Reality is slowly dawning. Saudi Arabia has recognised that it is the swing producer in the global oil market and the only country with the ability to move the oil price by its own actions. On Monday, the Saudi energy minister Khalid al Falih announced that from August Saudi exports would be limited to 6.6m barrels a day, 400,000 below current levels, implying a net fall from a year ago, before the current Opec quota arrangement was put in place, of almost 1m barrels a day.
But is this enough to push oil prices up ? The immediate reaction of the oil market gives one answer. Prices rose on the announcement but only by 3 per cent. Brent crude crept up and just managed to reach $50 a barrel. It is worth remembering that only three years ago the price was well over $100. Any action is better than none. Without this cut in exports the price could well have fallen further. But the true answer to the question is that on its own the Saudi action is insufficient. Why? The most important factor is the trend of production elsewhere. The Saudi cuts could, and probably will, be swamped by increasing output in any one of a number of countries.

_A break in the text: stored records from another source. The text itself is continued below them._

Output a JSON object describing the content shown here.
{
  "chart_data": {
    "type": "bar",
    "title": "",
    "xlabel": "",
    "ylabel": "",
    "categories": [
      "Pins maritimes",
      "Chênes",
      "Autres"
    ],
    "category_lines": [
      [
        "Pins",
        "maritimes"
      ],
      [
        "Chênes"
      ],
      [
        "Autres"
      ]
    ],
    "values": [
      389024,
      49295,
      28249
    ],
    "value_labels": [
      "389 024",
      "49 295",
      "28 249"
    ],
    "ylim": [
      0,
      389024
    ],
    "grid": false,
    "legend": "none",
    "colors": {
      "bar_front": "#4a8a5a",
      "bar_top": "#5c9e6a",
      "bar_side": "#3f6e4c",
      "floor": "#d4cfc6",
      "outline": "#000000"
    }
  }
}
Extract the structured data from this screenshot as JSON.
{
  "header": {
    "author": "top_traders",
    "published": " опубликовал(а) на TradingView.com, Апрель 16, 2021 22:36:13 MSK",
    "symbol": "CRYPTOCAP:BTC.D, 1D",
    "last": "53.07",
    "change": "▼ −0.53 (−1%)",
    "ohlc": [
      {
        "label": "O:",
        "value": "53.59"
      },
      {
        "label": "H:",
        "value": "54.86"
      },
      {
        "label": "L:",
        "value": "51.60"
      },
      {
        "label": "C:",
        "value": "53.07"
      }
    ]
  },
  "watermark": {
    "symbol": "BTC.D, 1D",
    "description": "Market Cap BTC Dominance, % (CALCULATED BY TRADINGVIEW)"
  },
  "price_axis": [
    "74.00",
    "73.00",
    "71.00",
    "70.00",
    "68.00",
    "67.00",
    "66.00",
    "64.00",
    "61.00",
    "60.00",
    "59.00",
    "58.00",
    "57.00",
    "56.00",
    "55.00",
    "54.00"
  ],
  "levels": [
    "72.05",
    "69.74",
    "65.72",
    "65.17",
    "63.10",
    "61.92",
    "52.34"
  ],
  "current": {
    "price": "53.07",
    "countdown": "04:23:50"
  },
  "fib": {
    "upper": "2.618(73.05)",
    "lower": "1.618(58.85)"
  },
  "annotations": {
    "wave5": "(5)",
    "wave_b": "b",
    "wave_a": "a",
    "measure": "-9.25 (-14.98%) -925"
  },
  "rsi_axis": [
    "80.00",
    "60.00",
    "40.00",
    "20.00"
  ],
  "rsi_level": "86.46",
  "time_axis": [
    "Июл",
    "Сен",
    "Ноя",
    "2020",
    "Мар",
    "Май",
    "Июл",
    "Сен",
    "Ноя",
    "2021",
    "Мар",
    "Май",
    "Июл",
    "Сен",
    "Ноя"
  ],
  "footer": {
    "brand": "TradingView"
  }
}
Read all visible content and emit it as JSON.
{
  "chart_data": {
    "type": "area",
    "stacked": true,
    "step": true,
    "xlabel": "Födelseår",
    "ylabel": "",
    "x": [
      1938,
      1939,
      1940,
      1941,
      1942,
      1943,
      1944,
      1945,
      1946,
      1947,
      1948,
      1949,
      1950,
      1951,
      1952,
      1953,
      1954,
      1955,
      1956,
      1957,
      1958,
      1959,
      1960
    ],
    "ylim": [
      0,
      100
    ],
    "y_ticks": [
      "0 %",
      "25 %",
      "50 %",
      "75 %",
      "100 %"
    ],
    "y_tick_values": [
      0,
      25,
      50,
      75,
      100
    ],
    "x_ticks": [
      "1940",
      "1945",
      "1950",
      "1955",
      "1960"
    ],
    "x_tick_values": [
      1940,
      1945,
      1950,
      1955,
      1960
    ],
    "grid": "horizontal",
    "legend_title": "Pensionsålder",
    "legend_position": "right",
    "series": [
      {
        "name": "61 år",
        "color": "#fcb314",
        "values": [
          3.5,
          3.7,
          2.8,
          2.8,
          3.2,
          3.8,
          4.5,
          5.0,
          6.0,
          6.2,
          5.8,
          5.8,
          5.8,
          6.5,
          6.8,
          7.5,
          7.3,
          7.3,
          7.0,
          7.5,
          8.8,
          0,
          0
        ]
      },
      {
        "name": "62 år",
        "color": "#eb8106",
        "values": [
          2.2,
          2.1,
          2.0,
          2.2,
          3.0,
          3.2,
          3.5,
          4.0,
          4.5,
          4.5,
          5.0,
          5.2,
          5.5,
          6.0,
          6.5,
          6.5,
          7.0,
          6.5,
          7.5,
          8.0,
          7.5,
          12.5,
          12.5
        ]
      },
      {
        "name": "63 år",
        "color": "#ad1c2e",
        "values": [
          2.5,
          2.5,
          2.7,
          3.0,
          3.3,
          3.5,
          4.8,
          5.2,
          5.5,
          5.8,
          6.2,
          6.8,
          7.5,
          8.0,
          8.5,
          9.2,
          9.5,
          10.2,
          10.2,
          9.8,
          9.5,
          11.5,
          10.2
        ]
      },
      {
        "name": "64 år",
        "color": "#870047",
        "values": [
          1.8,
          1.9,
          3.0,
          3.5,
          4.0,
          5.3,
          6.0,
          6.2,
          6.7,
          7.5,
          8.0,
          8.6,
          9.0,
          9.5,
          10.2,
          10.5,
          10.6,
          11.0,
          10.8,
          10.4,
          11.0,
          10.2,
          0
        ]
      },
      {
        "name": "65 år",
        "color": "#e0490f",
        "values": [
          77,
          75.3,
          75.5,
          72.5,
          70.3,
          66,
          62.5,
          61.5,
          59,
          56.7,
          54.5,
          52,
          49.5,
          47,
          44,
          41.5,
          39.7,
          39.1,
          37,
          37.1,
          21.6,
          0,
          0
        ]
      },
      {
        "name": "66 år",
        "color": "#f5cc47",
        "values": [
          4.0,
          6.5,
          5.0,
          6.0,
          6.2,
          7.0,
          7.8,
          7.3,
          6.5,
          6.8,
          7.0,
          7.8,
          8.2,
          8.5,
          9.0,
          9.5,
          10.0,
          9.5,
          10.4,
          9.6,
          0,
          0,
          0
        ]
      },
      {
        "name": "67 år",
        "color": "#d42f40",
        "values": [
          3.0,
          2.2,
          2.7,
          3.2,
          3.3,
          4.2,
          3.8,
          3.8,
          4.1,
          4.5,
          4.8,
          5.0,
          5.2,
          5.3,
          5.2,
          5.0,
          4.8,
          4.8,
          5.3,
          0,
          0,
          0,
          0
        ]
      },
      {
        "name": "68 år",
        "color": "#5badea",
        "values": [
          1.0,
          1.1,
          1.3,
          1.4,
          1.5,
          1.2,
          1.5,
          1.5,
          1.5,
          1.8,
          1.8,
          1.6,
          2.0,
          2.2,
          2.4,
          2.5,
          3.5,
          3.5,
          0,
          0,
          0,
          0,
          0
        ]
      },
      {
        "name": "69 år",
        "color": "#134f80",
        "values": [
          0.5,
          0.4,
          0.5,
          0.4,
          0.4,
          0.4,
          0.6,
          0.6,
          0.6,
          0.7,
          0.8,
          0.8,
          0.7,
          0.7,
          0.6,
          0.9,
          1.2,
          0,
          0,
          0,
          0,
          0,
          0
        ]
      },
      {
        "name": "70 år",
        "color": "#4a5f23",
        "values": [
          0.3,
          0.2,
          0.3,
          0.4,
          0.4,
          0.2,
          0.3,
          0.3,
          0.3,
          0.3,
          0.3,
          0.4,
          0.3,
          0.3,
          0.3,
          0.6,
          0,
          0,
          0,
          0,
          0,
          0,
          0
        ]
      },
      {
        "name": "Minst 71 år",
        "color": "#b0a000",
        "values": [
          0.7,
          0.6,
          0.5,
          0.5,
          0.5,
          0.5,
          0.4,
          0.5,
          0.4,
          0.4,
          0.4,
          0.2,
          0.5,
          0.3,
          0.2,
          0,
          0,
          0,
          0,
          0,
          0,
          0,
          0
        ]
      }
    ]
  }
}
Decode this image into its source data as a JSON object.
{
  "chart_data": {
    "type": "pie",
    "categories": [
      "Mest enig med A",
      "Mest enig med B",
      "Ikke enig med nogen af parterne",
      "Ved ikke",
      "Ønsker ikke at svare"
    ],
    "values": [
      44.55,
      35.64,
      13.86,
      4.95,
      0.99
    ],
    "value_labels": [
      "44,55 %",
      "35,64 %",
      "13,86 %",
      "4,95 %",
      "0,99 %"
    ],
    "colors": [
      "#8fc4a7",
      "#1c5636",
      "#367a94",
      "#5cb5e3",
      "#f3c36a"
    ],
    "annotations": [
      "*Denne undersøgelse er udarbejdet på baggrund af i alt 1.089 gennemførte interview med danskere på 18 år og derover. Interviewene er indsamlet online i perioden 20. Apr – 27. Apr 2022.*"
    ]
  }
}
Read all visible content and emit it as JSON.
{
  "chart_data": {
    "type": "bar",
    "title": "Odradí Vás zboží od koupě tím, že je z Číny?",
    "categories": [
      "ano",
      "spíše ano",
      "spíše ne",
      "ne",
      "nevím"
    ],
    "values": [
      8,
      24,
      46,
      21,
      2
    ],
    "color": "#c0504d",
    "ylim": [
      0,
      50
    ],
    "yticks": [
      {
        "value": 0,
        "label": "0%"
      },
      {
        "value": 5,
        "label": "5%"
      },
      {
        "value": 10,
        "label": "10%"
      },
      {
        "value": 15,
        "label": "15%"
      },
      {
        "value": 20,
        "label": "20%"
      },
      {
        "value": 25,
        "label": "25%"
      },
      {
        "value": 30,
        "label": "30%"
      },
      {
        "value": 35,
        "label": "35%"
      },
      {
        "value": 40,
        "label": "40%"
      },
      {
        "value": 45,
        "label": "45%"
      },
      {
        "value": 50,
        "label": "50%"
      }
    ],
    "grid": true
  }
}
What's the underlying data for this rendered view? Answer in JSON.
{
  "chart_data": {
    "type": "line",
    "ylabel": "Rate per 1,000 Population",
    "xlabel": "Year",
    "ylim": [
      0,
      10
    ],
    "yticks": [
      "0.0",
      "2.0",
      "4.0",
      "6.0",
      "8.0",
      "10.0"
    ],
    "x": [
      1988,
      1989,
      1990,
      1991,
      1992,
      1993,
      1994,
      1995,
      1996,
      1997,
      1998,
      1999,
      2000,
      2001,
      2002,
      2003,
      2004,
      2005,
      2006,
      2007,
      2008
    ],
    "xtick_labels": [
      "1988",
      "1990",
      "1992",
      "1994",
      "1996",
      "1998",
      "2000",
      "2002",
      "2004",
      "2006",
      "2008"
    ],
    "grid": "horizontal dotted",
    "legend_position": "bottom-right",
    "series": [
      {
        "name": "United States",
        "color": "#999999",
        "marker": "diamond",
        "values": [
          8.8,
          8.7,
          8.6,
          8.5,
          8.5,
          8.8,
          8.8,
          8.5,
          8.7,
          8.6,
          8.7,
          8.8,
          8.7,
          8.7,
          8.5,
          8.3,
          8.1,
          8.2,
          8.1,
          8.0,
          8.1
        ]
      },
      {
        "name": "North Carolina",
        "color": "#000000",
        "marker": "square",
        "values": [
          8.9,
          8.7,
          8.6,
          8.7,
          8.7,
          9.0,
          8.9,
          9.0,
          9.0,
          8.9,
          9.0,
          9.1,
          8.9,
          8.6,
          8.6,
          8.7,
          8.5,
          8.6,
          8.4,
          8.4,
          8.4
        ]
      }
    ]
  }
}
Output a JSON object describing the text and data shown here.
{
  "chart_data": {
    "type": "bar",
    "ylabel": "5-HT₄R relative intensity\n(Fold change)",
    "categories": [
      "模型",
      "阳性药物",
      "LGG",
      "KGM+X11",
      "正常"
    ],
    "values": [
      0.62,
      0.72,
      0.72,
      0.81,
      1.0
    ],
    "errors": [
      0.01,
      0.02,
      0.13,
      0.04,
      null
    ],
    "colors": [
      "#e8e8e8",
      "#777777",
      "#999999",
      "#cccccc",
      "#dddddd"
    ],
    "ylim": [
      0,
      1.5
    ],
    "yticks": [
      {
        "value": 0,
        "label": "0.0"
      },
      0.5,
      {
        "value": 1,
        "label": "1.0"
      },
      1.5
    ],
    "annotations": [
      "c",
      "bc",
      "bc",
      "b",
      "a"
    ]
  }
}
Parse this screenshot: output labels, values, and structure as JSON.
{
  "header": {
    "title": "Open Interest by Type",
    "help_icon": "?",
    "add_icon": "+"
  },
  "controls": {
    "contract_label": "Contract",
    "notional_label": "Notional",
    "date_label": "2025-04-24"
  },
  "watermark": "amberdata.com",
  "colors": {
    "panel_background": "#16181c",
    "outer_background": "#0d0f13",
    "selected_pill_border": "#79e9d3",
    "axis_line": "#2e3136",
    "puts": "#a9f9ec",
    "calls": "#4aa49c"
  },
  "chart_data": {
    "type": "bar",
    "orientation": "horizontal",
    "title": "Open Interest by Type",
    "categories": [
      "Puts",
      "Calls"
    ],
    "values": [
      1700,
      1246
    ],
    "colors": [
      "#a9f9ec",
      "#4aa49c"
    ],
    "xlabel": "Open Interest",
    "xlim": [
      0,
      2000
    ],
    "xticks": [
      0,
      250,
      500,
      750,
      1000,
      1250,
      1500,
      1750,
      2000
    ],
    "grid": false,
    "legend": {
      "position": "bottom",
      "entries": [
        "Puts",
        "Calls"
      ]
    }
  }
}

Libya, excluded from the Opec quota because of its internal problems, has a new government that is managing to get production flowing again. In June, Libyan production was up to almost 1m barrels a day. Its capacity is probably still more than 1.5m barrels a day. That level won’t be achieved immediately but there is every chance that production will rise further before the end of 2017. In Nigeria, also excluded from the cartel’s quota deal, production is increasing again. The country has offered to cap output at 1.8m barrels a day but that is still 200,000 above current levels. Russia, which never fully met its promised adherence to the Opec quotas, has every incentive to increase output and revenue ahead of next year’s presidential election, as do other oil exporters from Algeria to Venezuela. Any increase in prices produced by the Saudi action will be very welcome, but will also encourage suppliers to put more oil on the market to maximise immediate revenue.
The temptation to cheat on any quota arrangement is always high. Most important of all, US production of oil from the shale rocks of the Permian basin is set to grow by around 780,000 barrels a day by the end of the year, with more to come in 2018. Even a marginal increase in prices could push this higher as fields taken out of production when prices were low come back on stream. The International Energy Agency in its most recent outlook on the oil market into next year sees total non-Opec production rising by another 1.5m barrels a day. In their view that is sufficient to cover the projected increase in global demand. Chinese oil consumption continues to grow — imports were up to more than 8.7m barrels a day in June — but that is still being offset by flat or even falling demand in the US, Europe and Japan.
The economic boom hoped for after the election of President Donald Trump in the US has not materialised. The second downward pressure on prices comes from the overhang of stocks built up over the last three years. An unexpected drawdown of stocks in the US helped support the short-term increase in oil prices but it will take a long, sustained excess of demand over supply for stocks to return to normal levels. All this suggests that the Saudi action is directionally right but insufficient. A cut of 1.5m to 2m barrels a day will be necessary and will have to be sustained if the stock overhang is to be removed.
Only then will supply and demand be back in balance. That would be a very substantial step for the Saudis, given their internal problems and revenue needs. Optimists will judge the Saudis to be moving in the right direction, recognising reality and overcoming the humiliation of being the swing producer. Realists will be more cautious and wonder whether the new Saudi leadership will ever sanction the dramatic cut in output (and revenue) needed to stabilise the market.